La mère de l'ancienne directrice adjointe de la bibliothèque parisienne Jacques-Doucet, qui abrite notamment des originaux de Rimbaud, Verlaine ou Mallarmé, comparaît vendredi devant le tribunal correctionnel de Paris pour des soupçons de recel d'œuvres rares, une affaire ténébreuse marquée, en octobre 2022, par le suicide de sa fille, Sophie Lesiewicz.
Le tribunal devra déterminer ce qui s'est passé entre 2011 et 2022 au sein de cette bibliothèque aussi discrète que prestigieuse, nichée Place du Panthéon à Paris.
« L'affaire Doucet » a été mise au jour en octobre 2022 dans une enquête publiée par Le Monde. Selon le quotidien, le legs à la bibliothèque de 15 000 à 20 000 manuscrits et livres précieux par le bibliophile Jean Bélias, après son décès en 2010, a été entaché d'erreurs.
Alors que la règle commande de procéder à un inventaire exhaustif et minutieux du legs, rien n'est fait entre 2010 et 2014, a ainsi relaté le quotidien.
Que s'est-il passé durant ces années ? Qui est entré dans l'appartement où le défunt conservait « une cathédrale de livres » rares et précieux ?
En 2014, les livres du legs Bélias sont stockés dans un garde-meubles. Le Monde révèle qu'un marché est passé avec un libraire « en dehors de tout cadre légal » pour échanger des livres de la collection Bélias contre d'autres susceptibles d'enrichir celle de Doucet.
Des employés de Doucet confient au quotidien avoir vu Sophie Lesiewicz quitter la bibliothèque avec « des sacs remplis à ras bord » de livres.
Excédés, des salariés rédigent en mars 2018 un rapport à la chancellerie des universités de Paris (qui gère la bibliothèque) et au ministère de l'Enseignement supérieur. Ils évoquent un trafic de livres et des disparitions inquiétantes d'ouvrages rares. Le Canard Enchaîné évoque pour la première fois l'affaire.

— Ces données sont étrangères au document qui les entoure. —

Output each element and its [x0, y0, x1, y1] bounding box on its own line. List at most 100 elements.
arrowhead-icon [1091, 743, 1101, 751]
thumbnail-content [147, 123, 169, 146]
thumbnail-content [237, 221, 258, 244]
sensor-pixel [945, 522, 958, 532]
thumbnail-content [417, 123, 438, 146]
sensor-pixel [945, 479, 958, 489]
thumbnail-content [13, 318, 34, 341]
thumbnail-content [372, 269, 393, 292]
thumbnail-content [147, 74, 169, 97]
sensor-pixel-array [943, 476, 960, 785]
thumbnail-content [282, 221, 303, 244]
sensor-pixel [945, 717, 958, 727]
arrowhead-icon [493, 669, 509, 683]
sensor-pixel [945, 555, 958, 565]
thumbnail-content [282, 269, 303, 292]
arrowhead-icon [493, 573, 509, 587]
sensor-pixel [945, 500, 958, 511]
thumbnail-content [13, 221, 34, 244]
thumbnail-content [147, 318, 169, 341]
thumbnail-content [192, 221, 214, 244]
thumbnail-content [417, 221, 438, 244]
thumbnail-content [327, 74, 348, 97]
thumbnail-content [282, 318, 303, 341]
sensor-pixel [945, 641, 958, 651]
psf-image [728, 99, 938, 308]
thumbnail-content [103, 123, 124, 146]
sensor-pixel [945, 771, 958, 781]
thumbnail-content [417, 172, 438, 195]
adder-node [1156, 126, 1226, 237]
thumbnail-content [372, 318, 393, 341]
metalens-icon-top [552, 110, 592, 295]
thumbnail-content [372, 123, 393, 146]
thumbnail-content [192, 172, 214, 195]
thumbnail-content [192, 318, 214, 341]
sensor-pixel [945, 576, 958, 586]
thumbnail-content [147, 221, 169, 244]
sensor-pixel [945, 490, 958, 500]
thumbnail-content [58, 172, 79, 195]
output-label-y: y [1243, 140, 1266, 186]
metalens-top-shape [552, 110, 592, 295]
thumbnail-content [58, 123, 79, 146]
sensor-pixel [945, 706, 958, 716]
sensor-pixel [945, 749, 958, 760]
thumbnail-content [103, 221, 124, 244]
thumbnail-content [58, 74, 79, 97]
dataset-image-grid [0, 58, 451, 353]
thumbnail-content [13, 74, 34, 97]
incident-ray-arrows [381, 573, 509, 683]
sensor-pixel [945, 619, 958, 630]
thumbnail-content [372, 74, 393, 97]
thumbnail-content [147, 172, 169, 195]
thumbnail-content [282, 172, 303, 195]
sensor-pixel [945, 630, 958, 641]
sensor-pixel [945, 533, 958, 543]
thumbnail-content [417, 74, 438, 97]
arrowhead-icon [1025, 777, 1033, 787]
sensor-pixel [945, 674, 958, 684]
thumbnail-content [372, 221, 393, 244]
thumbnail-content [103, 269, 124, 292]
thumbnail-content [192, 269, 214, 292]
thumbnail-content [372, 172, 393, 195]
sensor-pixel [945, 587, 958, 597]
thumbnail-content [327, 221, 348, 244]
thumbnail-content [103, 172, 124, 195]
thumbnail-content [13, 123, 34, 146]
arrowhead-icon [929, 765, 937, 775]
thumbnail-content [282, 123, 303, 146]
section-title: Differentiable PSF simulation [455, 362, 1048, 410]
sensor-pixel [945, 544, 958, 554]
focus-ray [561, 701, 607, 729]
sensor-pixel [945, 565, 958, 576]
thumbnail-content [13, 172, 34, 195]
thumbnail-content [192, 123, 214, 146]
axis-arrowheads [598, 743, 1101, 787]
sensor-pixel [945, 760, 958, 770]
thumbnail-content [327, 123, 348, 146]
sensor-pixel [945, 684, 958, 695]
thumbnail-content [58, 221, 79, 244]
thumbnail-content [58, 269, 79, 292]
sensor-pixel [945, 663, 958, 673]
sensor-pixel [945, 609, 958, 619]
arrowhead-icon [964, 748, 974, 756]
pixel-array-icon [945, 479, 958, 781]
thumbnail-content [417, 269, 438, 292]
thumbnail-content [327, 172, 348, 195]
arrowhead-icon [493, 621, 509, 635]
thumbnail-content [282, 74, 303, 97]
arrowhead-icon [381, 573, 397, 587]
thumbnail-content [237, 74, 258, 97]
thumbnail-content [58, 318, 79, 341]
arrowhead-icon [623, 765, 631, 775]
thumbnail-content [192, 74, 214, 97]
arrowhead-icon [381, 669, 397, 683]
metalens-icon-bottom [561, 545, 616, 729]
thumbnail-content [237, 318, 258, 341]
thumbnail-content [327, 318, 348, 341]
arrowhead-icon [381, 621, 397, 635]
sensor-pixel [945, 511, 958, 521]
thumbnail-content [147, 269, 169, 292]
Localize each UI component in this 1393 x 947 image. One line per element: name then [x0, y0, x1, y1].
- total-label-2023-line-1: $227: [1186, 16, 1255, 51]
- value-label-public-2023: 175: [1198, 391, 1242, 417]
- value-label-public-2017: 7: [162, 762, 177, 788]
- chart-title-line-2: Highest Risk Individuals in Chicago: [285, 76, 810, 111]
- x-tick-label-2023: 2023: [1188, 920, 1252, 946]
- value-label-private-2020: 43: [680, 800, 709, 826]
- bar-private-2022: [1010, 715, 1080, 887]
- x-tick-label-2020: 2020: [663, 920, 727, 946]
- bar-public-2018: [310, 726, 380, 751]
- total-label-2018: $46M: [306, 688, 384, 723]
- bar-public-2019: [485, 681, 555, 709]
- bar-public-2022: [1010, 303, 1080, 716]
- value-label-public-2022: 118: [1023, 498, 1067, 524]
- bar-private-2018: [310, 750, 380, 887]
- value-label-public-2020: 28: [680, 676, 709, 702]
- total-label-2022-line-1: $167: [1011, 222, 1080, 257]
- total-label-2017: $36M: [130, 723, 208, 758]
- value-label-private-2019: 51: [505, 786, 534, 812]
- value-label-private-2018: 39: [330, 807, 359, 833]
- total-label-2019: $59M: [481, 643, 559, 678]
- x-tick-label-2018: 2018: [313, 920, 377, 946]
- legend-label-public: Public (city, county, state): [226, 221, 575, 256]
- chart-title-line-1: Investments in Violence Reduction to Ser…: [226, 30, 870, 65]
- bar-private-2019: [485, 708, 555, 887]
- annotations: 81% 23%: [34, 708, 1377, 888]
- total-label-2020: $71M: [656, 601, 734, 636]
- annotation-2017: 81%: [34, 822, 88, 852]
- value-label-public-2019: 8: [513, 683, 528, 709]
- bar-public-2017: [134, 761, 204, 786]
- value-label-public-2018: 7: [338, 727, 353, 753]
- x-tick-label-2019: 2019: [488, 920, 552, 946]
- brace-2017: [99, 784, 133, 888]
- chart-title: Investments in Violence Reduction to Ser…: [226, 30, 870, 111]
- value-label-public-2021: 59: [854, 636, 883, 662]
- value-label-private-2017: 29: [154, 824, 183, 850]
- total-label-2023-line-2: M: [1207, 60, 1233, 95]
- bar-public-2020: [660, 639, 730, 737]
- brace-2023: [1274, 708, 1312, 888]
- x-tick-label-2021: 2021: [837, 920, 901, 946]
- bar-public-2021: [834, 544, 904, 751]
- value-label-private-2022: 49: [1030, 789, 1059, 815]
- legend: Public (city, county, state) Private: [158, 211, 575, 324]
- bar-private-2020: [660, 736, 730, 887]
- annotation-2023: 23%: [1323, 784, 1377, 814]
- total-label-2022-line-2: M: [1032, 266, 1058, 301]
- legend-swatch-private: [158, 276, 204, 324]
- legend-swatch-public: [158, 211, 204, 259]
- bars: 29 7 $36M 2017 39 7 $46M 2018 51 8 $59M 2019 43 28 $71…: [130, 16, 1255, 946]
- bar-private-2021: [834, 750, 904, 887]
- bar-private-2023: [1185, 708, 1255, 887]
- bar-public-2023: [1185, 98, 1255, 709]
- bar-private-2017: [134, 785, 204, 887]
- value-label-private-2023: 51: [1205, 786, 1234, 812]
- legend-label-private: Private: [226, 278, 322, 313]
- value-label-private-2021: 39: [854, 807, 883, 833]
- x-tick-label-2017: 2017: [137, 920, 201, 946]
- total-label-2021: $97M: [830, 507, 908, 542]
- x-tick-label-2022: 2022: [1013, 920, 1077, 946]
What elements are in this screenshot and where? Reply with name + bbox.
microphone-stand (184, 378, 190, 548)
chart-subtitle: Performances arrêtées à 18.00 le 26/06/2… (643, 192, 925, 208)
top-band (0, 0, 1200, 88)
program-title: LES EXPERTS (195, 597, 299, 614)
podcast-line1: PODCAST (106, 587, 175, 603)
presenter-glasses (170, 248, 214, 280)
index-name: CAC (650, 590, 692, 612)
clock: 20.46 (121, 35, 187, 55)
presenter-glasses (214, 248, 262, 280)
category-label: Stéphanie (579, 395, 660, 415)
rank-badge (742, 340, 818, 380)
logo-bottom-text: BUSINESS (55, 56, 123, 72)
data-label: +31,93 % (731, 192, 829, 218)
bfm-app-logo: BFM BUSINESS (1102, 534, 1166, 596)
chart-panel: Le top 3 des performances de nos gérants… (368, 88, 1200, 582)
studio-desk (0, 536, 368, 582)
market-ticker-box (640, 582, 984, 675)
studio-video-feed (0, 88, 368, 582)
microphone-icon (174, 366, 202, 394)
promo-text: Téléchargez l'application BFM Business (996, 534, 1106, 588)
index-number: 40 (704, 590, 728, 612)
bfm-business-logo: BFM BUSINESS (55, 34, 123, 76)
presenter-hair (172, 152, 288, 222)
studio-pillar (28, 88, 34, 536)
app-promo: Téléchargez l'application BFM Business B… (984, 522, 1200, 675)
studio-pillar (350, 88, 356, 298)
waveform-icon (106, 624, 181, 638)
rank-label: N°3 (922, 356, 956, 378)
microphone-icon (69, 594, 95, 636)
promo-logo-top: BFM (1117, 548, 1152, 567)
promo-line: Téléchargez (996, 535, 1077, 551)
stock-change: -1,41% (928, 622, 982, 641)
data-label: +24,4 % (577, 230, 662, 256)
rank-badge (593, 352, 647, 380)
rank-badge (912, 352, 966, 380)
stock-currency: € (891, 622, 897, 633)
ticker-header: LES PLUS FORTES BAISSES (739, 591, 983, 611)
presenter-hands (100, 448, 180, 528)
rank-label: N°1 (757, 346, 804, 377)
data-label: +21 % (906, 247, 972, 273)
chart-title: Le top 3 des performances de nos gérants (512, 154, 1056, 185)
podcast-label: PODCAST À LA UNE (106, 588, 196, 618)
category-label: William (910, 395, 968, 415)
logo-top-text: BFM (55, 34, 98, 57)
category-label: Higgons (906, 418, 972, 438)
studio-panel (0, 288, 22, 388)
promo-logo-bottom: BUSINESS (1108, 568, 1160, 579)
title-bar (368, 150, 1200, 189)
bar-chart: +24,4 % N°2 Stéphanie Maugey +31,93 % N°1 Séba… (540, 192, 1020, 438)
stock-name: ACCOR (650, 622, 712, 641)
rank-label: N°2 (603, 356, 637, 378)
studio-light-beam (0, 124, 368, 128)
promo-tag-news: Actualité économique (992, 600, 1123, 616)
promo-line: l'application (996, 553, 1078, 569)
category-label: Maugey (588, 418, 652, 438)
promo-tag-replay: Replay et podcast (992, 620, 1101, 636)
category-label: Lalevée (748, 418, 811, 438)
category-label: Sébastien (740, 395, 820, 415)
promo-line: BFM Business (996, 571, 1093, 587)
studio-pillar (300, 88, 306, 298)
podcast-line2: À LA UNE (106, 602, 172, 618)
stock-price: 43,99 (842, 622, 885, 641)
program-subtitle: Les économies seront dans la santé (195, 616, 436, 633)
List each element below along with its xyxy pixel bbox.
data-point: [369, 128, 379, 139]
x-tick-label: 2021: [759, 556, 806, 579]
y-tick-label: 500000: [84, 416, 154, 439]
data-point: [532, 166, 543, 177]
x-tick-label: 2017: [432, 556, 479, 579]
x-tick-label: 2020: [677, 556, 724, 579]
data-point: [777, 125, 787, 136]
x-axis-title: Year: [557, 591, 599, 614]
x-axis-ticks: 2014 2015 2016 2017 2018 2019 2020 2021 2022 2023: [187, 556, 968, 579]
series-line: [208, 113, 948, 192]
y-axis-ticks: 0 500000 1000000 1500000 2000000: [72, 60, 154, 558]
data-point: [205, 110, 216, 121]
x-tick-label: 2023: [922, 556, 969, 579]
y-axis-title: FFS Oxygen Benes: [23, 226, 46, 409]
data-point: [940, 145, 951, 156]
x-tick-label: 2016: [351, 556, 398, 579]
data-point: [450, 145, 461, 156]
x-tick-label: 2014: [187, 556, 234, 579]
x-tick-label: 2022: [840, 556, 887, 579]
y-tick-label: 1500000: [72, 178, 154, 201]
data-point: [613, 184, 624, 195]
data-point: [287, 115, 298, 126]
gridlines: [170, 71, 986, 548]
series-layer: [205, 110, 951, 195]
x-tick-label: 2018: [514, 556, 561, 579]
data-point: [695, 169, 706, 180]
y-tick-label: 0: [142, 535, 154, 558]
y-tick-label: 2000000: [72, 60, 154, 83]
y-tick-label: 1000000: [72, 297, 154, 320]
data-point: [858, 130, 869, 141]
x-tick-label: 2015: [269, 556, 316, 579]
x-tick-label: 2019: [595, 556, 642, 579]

Inquiètes, des familles de donateurs écrivent à leur tour au recteur de la chancellerie. Parmi les signataires, on trouve les filles du poète Francis Ponge et du peintre Nicolas de Staël.
Ventes publiques
Des pièces de la collection Jean Bélias apparaissent dans des ventes publiques. Certains lots, dont une eau-forte de Chagall et un portrait d'Erik Satie par Jean Cocteau, sont vendus au nom de Marie-Christine J., 76 ans, la mère de Sophie Lesiewicz aujourd'hui sur le banc des prévenus.
Au lendemain de la publication de l'enquête du Monde, Sophie Lesiewicz, principale mise en cause, se suicide. Avant ce drame, elle avait dénoncé le « harcèlement » dont elle aurait été la victime de la part d'une « clique » d'employés de la bibliothèque.
La bibliothèque ferme aussitôt et le restera jusqu'en septembre 2023.
Animée par une nouvelle équipe, la bibliothèque Jacques-Doucet souhaite mettre « l'affaire Doucet » derrière elle.
Tandis qu'un travail de récolement (un inventaire complet et précis des collections) est toujours en cours, les acquisitions ont repris.
Des épreuves corrigées du Poète assassiné, de Guillaume Apollinaire, des correspondances du philosophe Henri Bergson ont été achetées depuis l'affaire, se félicite la bibliothèque.
Le typographe, écrivain et éditeur hongrois Paul Nagy a donné ses archives, et d'autres fonds poursuivent leur enrichissement comme ceux de Bernard Noël, André Breton ou Max Jacob, a indiqué la bibliothèque, créée au début du XXe siècle par Jacques Doucet, un couturier mécène et collectionneur, ami d'André Suarès, proche d'André Breton et Louis Aragon.
La bibliothèque Jacques-Doucet abrite les fonds des plus grands écrivains français de Charles Baudelaire à Jean Echenoz.
Dans les rayonnages, on compte plus de 140 000 manuscrits originaux, 50 000 livres imprimés enrichis, 800 revues littéraires et poétiques, plus d'un millier de reliures d'art, des photographies, des peintures, sans compter des dessins de Picasso ou des estampes de Braque, Miró et Chagall ainsi que des objets mobiliers d'écrivains.